Гентоп, усевшийся на своё место с чувством исполненного долга, вздёрнул подбородок:
– Душа не покинет своего тела, так что вам в Солонии она не страшна.
Ярость плеснулась в глазах Эйриса Гинратуса, но он вполне спокойно произнёс:
– Уважаемый судья забыл, видимо, что гласит второй пункт этого Закона: «Каждый усопший должен быть оплакан своими родными и получить все причитающиеся ему почести». Моя мать, увы, была лишена этого, а значит, вы нарушили свой собственный закон.
Быстро моргая своими поросячьими глазками, Аврус уже приготовился вступить с наглецом в перепалку, когда Мирцея, резко взмахнув рукой, решительно прекратила не в меру затянувшуюся дискуссию, грозившую загнать присутствующих в беспросветные дебри юридических хитросплетений.

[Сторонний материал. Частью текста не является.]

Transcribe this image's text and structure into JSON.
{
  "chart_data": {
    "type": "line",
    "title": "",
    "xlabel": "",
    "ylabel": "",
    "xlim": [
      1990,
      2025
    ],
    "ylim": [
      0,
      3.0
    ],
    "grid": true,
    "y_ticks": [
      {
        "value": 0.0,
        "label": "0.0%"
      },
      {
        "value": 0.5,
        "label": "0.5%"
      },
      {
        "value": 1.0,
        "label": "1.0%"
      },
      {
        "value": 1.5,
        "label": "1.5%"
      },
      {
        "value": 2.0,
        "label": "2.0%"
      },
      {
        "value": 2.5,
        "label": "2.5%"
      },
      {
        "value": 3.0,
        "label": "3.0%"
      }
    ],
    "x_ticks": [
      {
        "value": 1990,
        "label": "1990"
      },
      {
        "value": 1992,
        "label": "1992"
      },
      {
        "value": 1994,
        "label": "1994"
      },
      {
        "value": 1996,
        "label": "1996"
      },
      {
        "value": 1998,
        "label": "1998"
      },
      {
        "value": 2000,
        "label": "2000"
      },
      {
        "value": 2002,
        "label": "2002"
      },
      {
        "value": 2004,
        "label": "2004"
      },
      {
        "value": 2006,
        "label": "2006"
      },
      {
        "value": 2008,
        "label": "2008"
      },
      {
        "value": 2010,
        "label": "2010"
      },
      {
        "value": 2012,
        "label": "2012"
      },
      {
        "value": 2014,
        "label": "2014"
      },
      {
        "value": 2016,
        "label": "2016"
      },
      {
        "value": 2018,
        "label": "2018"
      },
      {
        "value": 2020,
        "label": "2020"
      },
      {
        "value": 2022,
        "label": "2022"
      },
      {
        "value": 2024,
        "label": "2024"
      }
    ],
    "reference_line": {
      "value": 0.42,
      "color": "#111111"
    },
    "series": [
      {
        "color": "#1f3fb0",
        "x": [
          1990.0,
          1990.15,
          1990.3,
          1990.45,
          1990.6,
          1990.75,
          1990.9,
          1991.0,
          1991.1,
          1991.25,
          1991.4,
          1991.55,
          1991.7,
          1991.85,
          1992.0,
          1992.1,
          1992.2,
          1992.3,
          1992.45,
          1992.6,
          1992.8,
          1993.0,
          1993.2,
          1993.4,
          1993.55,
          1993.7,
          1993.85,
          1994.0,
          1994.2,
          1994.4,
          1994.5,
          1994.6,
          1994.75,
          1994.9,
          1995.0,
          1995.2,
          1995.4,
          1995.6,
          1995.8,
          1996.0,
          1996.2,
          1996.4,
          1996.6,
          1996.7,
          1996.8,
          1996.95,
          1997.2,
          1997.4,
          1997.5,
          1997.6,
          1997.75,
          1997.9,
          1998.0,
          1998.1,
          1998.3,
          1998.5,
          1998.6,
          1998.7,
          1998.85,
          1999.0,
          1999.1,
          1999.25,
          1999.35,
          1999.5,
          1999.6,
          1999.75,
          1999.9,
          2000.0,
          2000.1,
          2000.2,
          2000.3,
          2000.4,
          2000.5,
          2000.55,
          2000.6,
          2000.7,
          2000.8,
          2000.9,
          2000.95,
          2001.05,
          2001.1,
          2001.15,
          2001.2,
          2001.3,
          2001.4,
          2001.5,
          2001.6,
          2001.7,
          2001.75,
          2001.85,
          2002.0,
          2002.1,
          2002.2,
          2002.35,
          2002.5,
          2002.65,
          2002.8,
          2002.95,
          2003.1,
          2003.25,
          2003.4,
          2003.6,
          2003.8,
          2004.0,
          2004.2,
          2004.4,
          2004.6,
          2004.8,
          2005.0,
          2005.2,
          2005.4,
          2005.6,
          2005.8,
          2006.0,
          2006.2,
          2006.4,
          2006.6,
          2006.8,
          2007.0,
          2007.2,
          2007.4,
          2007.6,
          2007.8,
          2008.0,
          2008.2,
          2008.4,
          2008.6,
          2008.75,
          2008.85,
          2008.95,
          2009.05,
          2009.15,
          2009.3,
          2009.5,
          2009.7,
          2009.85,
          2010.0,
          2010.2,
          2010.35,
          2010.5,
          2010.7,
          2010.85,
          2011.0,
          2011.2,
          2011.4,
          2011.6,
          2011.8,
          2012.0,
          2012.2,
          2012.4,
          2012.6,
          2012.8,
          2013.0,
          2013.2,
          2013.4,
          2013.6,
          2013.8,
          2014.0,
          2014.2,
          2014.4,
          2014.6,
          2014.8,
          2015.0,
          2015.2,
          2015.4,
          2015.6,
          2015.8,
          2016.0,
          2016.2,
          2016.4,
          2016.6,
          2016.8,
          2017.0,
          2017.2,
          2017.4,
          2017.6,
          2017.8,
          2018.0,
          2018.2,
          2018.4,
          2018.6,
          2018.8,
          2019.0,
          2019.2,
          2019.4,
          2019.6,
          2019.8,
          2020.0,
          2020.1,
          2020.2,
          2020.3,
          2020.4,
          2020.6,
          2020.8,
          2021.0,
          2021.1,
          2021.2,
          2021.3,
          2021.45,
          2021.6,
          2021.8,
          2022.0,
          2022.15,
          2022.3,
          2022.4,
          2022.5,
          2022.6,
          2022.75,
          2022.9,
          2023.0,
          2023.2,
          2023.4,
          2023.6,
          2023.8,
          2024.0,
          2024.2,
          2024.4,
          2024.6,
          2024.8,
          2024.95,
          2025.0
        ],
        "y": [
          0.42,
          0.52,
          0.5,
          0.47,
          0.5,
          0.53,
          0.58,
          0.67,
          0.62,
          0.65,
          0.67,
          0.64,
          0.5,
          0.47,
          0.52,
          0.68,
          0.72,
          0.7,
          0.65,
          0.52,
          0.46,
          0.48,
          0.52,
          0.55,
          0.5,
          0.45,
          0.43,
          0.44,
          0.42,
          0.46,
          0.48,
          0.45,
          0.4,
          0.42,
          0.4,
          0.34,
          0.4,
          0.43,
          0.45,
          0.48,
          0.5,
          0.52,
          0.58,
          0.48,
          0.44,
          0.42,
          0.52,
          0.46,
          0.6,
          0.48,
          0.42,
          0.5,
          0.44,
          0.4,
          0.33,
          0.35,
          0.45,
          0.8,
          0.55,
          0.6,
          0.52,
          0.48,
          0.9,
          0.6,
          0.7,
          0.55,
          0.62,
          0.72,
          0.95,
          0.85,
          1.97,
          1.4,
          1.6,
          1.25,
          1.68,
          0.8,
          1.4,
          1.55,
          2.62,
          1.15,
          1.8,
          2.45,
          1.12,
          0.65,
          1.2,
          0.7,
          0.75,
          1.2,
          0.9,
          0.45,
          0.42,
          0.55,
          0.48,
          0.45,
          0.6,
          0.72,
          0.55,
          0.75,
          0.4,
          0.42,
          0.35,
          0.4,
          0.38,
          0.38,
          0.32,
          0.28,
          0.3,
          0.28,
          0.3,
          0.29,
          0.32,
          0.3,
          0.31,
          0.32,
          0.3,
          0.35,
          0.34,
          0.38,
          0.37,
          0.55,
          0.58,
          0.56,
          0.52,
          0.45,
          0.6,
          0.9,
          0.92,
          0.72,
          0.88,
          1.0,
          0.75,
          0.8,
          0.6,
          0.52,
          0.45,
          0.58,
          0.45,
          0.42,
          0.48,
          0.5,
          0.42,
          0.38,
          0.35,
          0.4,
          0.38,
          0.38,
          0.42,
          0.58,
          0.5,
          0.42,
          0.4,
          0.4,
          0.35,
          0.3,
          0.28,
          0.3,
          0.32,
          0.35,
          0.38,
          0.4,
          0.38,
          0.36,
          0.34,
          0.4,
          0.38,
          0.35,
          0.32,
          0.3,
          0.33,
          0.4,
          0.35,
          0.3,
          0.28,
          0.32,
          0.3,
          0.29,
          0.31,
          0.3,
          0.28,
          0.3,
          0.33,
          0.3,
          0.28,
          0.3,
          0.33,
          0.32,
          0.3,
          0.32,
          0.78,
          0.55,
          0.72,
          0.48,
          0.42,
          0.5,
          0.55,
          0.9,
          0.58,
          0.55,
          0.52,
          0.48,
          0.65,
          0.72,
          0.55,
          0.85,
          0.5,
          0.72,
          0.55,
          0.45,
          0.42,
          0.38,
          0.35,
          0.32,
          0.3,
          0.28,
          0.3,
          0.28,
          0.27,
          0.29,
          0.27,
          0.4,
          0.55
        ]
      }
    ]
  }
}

– Довольно! Мы понимаем вашу боль, господа, но тело останется там, где ему и положено быть, в земле! И передайте вашему ланграксу наши глубокие соболезнования!
Но Дейлоп не собирался отступать так просто:
– Мы хотели бы увидеть могилу, чтобы украсить её любимыми цветами госпожи Эльмы.
– Это совершенно невозможно! Болезнь слишком заразна, уже умерла прислужница, ухаживавшая за вашей госпожой. Поэтому наш Совет принял мудрое решение сохранить в тайне место захоронения!
Уже две руки с обеих сторон опустились на плечи Эйлина Крока, разразившегося новой порцией отборных ругательств, самыми нежными из которых были «вонючие ублюдки» и «проститутки кусок». Мирцея брезгливо поморщилась, но продолжила, слегка повысив голос, чтобы перекрыть этот бычий рёв:
– Единственное, что мы можем вам предоставить, – подписанное лично Главным лекарем заключение о причине смерти госпожи Гинратус, которое вы сможете отвезти своему ланграксу. Если оно вам потребуется, я готова… мы готовы вам его передать.
Эйрис коротко взглянул на товарищей:
– Хорошо. Мы хотим завтра же получить это заключение. Но… – его глаза впились в лицо Мирцеи, – сначала мы желаем лично побеседовать с вашим Главным лекарем. Причём немедленно!
Смятение, мелькнувшее на лице жены Повелителя, которое она постаралась тут же скрыть за напускным безразличием, сказало ему больше, чем все произнесённые до этого момента слова.
– Мы подумаем и дадим вам ответ позже! – Мирцее хотелось поскорее закончить этот тягостный разговор, и она повернулась в Рубелию.
Тот, изнемогая под тяжестью короны и жестоко потея в плаще из плотного шёлка, решительно заявил:
– Вы получите наш ответ. И заключение тоже. Прощайте.
Дверь за послами закрылась. В мрачной тишине, повисшей вдруг в Зале, было слышно только шумное дыхание Повелителя.